Acusação e Pedido de Aumento de Pena
Na acusação, assinada pelo procurador Lázaro Roberto de Camargo Barros, o Ministério Público solicita que o TJ mantenha a condenação da 4ª Vara Criminal de Ribeirão Preto, com aumento da pena por peculato. Darcivera e mais cinco pessoas foram condenadas por participação em esquema de propina para depósito irregular de honorários advocatícios da advogada Maria Zvelili Brandi, também ré no processo. A acusação do Gaeco aponta que Darcivera teria recebido R$ 7 milhões em propina para que a prefeitura realizasse os pagamentos. Entre os condenados em primeira instância estão os advogados Sandro Rovani e André Hens, o ex-secretário Marco Antônio dos Santos e o ex-presidente do sindicato dos servidores.
Defesa e Argumentos
A defesa de Darcivera, assim como dos demais réus, alega inocência. Na apelação ao TJ, os advogados da ex-prefeita pedem a nulidade das provas, alegando que foram levantadas por órgãos de primeira instância, enquanto Darcivera, como prefeita na época, deveria ter sido investigada por órgãos superiores.
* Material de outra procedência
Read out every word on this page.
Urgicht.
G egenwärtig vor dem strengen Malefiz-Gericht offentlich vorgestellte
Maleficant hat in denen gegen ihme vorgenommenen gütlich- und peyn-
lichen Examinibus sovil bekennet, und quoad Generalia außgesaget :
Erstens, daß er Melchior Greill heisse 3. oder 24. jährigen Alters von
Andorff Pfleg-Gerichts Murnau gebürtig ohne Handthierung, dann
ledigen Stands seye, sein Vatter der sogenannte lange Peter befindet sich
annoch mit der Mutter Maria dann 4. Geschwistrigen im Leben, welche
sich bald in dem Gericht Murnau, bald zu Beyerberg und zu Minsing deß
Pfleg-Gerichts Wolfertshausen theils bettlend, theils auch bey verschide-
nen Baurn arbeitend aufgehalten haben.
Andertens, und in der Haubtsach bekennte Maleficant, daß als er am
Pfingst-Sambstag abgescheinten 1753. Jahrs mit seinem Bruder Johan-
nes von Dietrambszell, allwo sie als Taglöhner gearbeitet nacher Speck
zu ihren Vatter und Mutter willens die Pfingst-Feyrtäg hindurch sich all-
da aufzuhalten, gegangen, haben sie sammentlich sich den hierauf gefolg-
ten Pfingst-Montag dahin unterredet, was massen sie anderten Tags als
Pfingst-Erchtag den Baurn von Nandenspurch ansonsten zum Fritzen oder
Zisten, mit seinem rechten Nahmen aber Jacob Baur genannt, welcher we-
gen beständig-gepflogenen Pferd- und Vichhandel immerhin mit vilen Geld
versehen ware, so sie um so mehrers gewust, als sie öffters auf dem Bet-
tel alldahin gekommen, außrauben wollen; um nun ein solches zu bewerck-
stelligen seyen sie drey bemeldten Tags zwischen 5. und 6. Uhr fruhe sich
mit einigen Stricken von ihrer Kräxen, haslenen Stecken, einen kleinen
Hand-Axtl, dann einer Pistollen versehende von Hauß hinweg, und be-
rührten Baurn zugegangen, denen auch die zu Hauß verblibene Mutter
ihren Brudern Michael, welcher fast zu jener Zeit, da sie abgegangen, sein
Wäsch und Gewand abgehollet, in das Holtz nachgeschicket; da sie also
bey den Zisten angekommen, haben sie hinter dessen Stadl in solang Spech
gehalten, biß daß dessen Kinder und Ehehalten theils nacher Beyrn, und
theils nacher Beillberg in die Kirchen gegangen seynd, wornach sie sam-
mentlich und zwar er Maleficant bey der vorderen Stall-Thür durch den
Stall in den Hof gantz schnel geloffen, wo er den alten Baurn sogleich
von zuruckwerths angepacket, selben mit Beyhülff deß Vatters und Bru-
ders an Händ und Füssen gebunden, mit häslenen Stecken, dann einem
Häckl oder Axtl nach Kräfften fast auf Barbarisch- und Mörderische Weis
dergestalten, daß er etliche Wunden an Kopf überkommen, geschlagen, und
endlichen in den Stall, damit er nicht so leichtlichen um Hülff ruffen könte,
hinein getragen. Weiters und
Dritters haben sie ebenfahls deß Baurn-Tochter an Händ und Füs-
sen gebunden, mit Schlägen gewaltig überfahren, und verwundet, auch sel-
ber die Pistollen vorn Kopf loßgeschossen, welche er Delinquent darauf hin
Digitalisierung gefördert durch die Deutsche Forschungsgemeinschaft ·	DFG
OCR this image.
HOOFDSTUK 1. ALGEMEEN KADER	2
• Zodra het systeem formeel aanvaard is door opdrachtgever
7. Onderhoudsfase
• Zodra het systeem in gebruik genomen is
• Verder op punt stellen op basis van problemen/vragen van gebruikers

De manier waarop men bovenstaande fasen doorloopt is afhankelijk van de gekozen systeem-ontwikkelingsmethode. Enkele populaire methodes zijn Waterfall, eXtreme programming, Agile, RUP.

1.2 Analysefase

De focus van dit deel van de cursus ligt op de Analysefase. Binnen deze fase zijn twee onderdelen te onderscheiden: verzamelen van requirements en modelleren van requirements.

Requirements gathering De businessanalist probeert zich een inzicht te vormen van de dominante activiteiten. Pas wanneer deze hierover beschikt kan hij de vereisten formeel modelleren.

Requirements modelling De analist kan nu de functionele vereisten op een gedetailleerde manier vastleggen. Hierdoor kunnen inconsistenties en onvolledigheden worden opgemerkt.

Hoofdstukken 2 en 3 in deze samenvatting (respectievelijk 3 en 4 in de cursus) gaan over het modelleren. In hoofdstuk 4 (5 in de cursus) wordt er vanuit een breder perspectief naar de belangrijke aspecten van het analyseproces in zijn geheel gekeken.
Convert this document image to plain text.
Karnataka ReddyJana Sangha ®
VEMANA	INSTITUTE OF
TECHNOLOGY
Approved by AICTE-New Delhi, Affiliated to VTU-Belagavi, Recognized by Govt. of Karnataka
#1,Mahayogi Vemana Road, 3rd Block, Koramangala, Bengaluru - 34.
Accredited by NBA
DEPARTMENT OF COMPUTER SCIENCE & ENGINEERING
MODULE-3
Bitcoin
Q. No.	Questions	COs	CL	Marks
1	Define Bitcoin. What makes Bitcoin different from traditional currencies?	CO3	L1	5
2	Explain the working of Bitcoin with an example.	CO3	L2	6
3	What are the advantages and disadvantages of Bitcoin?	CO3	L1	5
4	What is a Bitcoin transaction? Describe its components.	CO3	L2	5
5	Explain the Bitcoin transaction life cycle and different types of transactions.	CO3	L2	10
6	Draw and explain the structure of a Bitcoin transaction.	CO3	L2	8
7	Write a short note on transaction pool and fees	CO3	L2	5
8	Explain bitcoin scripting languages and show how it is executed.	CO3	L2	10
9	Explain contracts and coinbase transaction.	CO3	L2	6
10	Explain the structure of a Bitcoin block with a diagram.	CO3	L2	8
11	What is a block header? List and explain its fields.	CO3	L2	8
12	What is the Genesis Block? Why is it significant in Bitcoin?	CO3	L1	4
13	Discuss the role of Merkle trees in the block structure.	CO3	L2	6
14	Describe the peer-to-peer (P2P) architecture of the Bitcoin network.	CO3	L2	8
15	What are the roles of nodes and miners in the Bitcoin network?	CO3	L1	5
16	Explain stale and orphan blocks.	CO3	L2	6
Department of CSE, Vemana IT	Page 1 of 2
A defesa também solicita a absolvição dos crimes pelos quais Darcivera foi condenada em primeira instância.
Desdobramentos do Caso
O caso demonstra a complexidade das investigações e o longo caminho percorrido na justiça. A decisão do TJ sobre o pedido do Ministério Público definirá o futuro de Darcivera e dos demais envolvidos, impactando significativamente a esfera política e jurídica de Ribeirão Preto.